Reinhard Apel im Gespräch mit Markus Osterieder anlässlich der Ost-West-Tagung in Wien
Wegweiser: Wir bitten um Ihre Gedanken zur Hagia Sophia, die heilige Sophia, die Sophienverehrung und wie dieser Impuls zu den Slawen kommt – vielleicht als einigenden Gedanken für den ostslawischen Raum. Die Weisheit haben Sie auch verbunden in ihrer christlichen Form mit einer der Gaben des Heiligen Geistes, der ja als Pfingstflamme am Haupt der Jünger dargestellt wird.
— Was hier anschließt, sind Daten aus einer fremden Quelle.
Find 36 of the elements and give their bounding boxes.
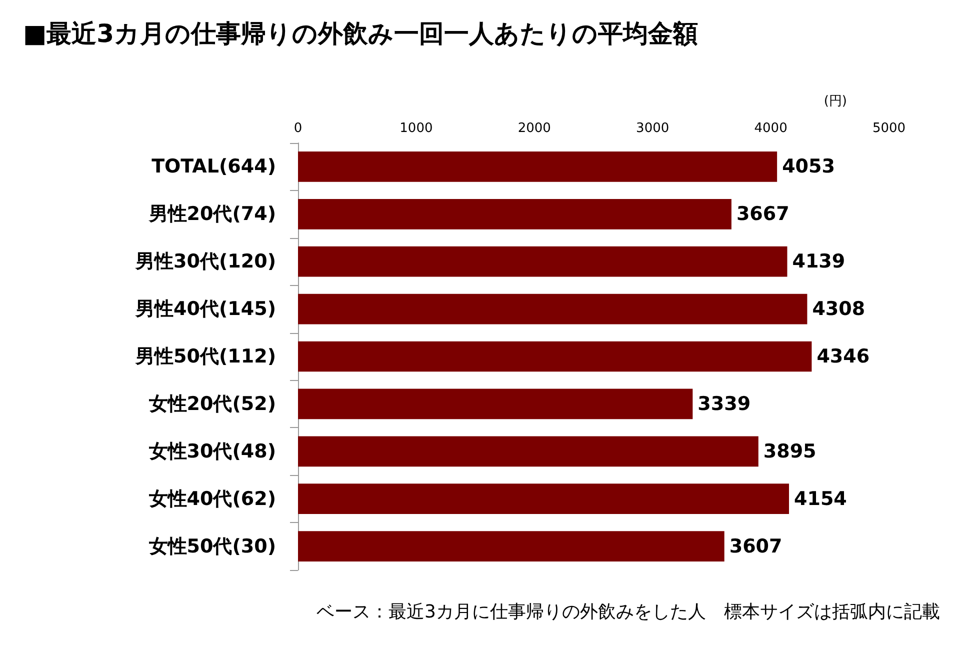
bar: [298, 152, 778, 182]
data-label: 4154: [794, 488, 847, 510]
bar: [298, 436, 758, 467]
bar: [298, 341, 812, 372]
x-tick-label: 3000: [636, 121, 670, 136]
y-tick-label: 男性20代(74): [148, 203, 276, 226]
y-tick-label: 女性40代(62): [148, 488, 276, 510]
x-tick-label: 4000: [754, 121, 788, 136]
data-label: 4308: [812, 298, 866, 320]
x-tick-label: 5000: [872, 121, 906, 136]
bar: [298, 246, 788, 277]
chart-title: ■最近3カ月の仕事帰りの外飲み一回一人あたりの平均金額: [23, 19, 698, 48]
y-tick-label: 男性40代(145): [134, 298, 276, 320]
bar: [298, 294, 808, 324]
data-label: 3667: [736, 203, 790, 226]
data-label: 3895: [763, 440, 816, 462]
data-label: 3339: [698, 392, 751, 415]
y-tick-label: 女性20代(52): [148, 392, 276, 415]
bar: [298, 531, 724, 562]
bar: [298, 484, 790, 514]
data-label: 4139: [792, 250, 846, 273]
y-tick-label: 女性50代(30): [148, 535, 276, 558]
text: ベース：最近3カ月に仕事帰りの外飲みをした人 標本サイズは括弧内に記載: [316, 602, 940, 622]
y-tick-label: TOTAL(644): [152, 156, 276, 178]
bar: [298, 198, 732, 230]
y-tick-label: 男性50代(112): [134, 346, 276, 368]
data-label: 4053: [782, 156, 835, 178]
data-label: 4346: [816, 346, 870, 368]
data-label: 3607: [729, 535, 782, 558]
x-tick-label: 2000: [518, 121, 551, 136]
x-tick-label: 0: [294, 121, 302, 136]
y-tick-label: 男性30代(120): [134, 250, 276, 273]
y-tick-label: 女性30代(48): [148, 440, 276, 462]
x-axis-title: (円): [824, 94, 848, 109]
bar: [298, 388, 693, 420]
x-tick-label: 1000: [400, 121, 433, 136]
Das ist dann die Verehrung der göttlichen Weisheit! Diese Frage war ja verknüpft mit dem salomonischen Königtum und damit, wie da ein Tempel als Wohnstätte der Gottheit gebaut wurde. Und zwar in dem Sinne, dass die Gottheit dem Tempel auch einwohnt in Gestalt der Weisheit Gottes, die in den Tempel einzieht (Weisheit Salomos 7:25–27; 8:2). Das Wort dafür im Hebräischen ist bereits ein weibliches Substantiv: „Hokmah“. Auch im Deutschen – die Weisheit, ein Femininum.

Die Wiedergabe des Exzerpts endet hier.